According to the paper, researchers estimated an additional $1 billion increase in PG&E’s costs to properly address a growing power draw. Additionally, Callaway noted the need to address labor utility workforce and supply chain constraints is essential to successfully electrify power systems.
The paper evaluated how electricity usage fluctuates depending on location or time of day, according to Elmallah. For example, Elmallah noted that electricity usage can change depending on the need for electric heating in colder climates or differences in usage between day or night in homes.
In addition, Callaway mentions how since California’s clean energy portfolio “tilts strongly” toward solar energy, if EV owners were to charge their vehicles during the day at commercial charging sites rather at home at night, they would both source clean energy and cut costs on upgrading infrastructure.
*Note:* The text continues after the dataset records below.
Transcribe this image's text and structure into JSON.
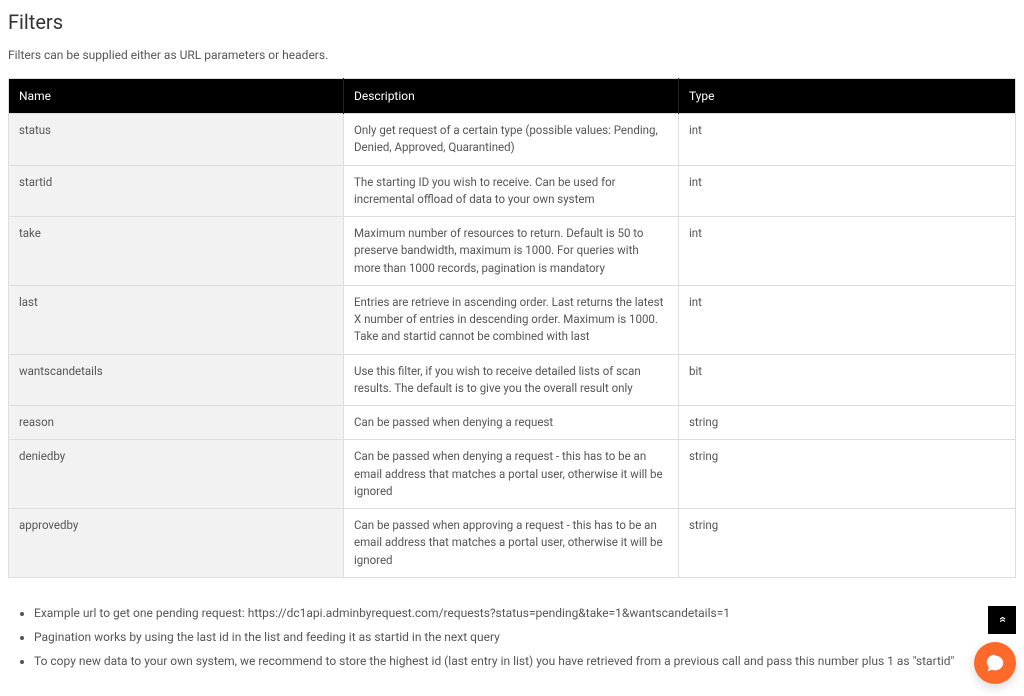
{
  "title": "Filters",
  "subtitle": "Filters can be supplied either as URL parameters or headers.",
  "table": {
    "headers": {
      "name": "Name",
      "description": "Description",
      "type": "Type"
    },
    "rows": [
      {
        "name": "status",
        "description": "Only get request of a certain type (possible values: Pending, Denied, Approved, Quarantined)",
        "type": "int"
      },
      {
        "name": "startid",
        "description": "The starting ID you wish to receive. Can be used for incremental offload of data to your own system",
        "type": "int"
      },
      {
        "name": "take",
        "description": "Maximum number of resources to return. Default is 50 to preserve bandwidth, maximum is 1000. For queries with more than 1000 records, pagination is mandatory",
        "type": "int"
      },
      {
        "name": "last",
        "description": "Entries are retrieve in ascending order. Last returns the latest X number of entries in descending order. Maximum is 1000. Take and startid cannot be combined with last",
        "type": "int"
      },
      {
        "name": "wantscandetails",
        "description": "Use this filter, if you wish to receive detailed lists of scan results. The default is to give you the overall result only",
        "type": "bit"
      },
      {
        "name": "reason",
        "description": "Can be passed when denying a request",
        "type": "string"
      },
      {
        "name": "deniedby",
        "description": "Can be passed when denying a request - this has to be an email address that matches a portal user, otherwise it will be ignored",
        "type": "string"
      },
      {
        "name": "approvedby",
        "description": "Can be passed when approving a request - this has to be an email address that matches a portal user, otherwise it will be ignored",
        "type": "string"
      }
    ]
  },
  "notes": [
    "Example url to get one pending request: https://dc1api.adminbyrequest.com/requests?status=pending&take=1&wantscandetails=1",
    "Pagination works by using the last id in the list and feeding it as startid in the next query",
    "To copy new data to your own system, we recommend to store the highest id (last entry in list) you have retrieved from a previous call and pass this number plus 1 as \"startid\""
  ]
}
“I hope that our research prompts these inquiries more broadly – now that we know that we will need added, accelerated investment in our electricity distribution system, what’s our next step?” Elmallah said in an email.
Meredith Fowlie, a professor in the department of agricultural and resource economics and faculty director at the Energy Institute at Haas, published a blog post for the Energy Institute referencing the paper’s findings.
She said the paper was one of the first to analyze how to reduce the state’s carbon footprint by improving the state’s electricity distribution system.
“Understanding what it’s going to cost the distribution system to accommodate increased demand induced by electrification and other forces is really important as we start to chart the course to decarbonizing the power system and decarbonizing the economy,” Fowlie said.